次日,錢亦文和英子一起,帶著禇再良趕往吉春市歡勝久泰製藥廠。
英子問道:“你說,這個廣廠長怎麼這麼怪?
“為啥非得要在半路上車?”
錢亦文笑道:“還是不太放心他那個胱氨酸唄。”
想了想,錢亦文又覺得不合邏輯。
這個品種就算是投產了,那利潤也是大家共有的,不可能都歸他所有。
難道,廣廠長僅僅為了傳說中的情懷?
城外,約好的地點,廣庭榮上了車。
廣庭榮剛一坐穩,錢亦文開口說道:“廣廠長,在廠裡等我不就行了?
“還麻煩你跑這麼老遠來接我。”
廣庭榮說道:“不麻煩,我家就在這旁邊住。
“我是有幾句話要和你說。”
瞄了一眼禇再良,廣庭榮問了一句:“都是咱公司的人吧?”
錢亦文說道:“這是咱們的製藥工程師,都是自己人。
“有啥話,你就說吧。
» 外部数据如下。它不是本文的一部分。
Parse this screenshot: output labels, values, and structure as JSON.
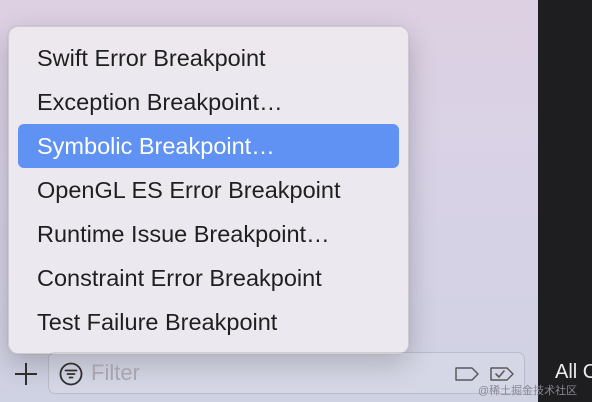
{
  "menu": {
    "items": [
      {
        "label": "Swift Error Breakpoint",
        "selected": false
      },
      {
        "label": "Exception Breakpoint…",
        "selected": false
      },
      {
        "label": "Symbolic Breakpoint…",
        "selected": true
      },
      {
        "label": "OpenGL ES Error Breakpoint",
        "selected": false
      },
      {
        "label": "Runtime Issue Breakpoint…",
        "selected": false
      },
      {
        "label": "Constraint Error Breakpoint",
        "selected": false
      },
      {
        "label": "Test Failure Breakpoint",
        "selected": false
      }
    ]
  },
  "bottom_bar": {
    "add_icon": "plus-icon",
    "filter_icon": "filter-icon",
    "filter_placeholder": "Filter",
    "filter_value": "",
    "tag_icon": "tag-icon",
    "enabled_icon": "checkmark-tag-icon"
  },
  "right_panel": {
    "label": "All C"
  },
  "watermark": "@稀土掘金技术社区",
  "colors": {
    "selection": "#5f92f2",
    "menu_background": "#ece8ee",
    "dark_panel": "#1e1e20"
  }
}
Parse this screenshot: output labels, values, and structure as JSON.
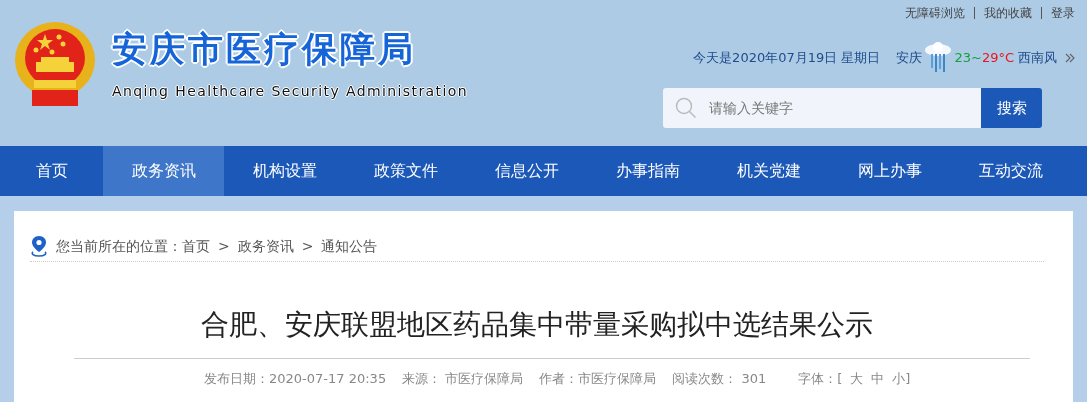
{
  "header": {
    "title": "安庆市医疗保障局",
    "subtitle": "Anqing Healthcare Security Administration",
    "top_links": [
      "无障碍浏览",
      "我的收藏",
      "登录"
    ],
    "date": "今天是2020年07月19日 星期日",
    "city": "安庆",
    "temp_low": "23",
    "temp_sep": "~",
    "temp_high": "29°C",
    "wind": "西南风",
    "search": {
      "placeholder": "请输入关键字",
      "button": "搜索"
    }
  },
  "nav": [
    {
      "label": "首页",
      "selected": false
    },
    {
      "label": "政务资讯",
      "selected": true
    },
    {
      "label": "机构设置",
      "selected": false
    },
    {
      "label": "政策文件",
      "selected": false
    },
    {
      "label": "信息公开",
      "selected": false
    },
    {
      "label": "办事指南",
      "selected": false
    },
    {
      "label": "机关党建",
      "selected": false
    },
    {
      "label": "网上办事",
      "selected": false
    },
    {
      "label": "互动交流",
      "selected": false
    }
  ],
  "breadcrumb": {
    "prefix": "您当前所在的位置：",
    "items": [
      "首页",
      "政务资讯",
      "通知公告"
    ],
    "separator": ">"
  },
  "article": {
    "title": "合肥、安庆联盟地区药品集中带量采购拟中选结果公示",
    "meta": [
      "发布日期：2020-07-17 20:35",
      "来源： 市医疗保障局",
      "作者：市医疗保障局",
      "阅读次数： 301"
    ],
    "font_size": {
      "label": "字体：[",
      "options": [
        "大",
        "中",
        "小]"
      ]
    }
  }
}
”
廣庭榮問道:“新裝置啥時候能到廠裡啊?”
錢亦文說道:“我們從東珠港往回返的時候,人家就已經發貨了。
“這會兒,應該是已經到了旅順口了。”
廣庭榮尋思了一下:“這些成天擺弄大鍋的人,能會用那麼好的裝置嗎?”
“沒事,人家會有專人培訓。”
廣庭榮嘿嘿一笑:“錢老闆,那個胱氨酸咱到底打不打算生產?”
錢亦文問道:“廣廠長,你和我詳細說說,以前是怎麼個生產法。
“是生產原料藥,還是成藥?”
廣庭榮說道:“沒生產過成藥……
“就南方一個收豬鬃豬毛的老客,讓我給灌蒙了,把怎麼提煉教給我了。
“咱就出原材料,賣給南邊的藥廠。”
錢亦文接著問道:“效益咋樣啊?”
提到效益,廣庭榮頗不好意思:“錢老闆,不瞞你說,開始的時候還行,掙了幾千塊錢。
“後來,那些藥廠就不要了。
“說咱們的產品純度不高,回去人家還得浪費挺多活性炭、鹽酸和氨水,再重新提煉一遍。”
廣庭榮帶出的幾個關鍵詞,引起了禇再良的注意。
當下,坐直了身子,認真起來。
英子聯想了廣庭榮的上下文,笑道:“廣廠長,教您那個南方老客,是不是沒喝到位呀?”
廣庭榮哼了一聲:“我他媽也懷疑,這個姓劉的,是留了一手。”
跟著,又對錢亦文說道:“也不排除那些藥廠店大欺客,欺負咱們廠子小。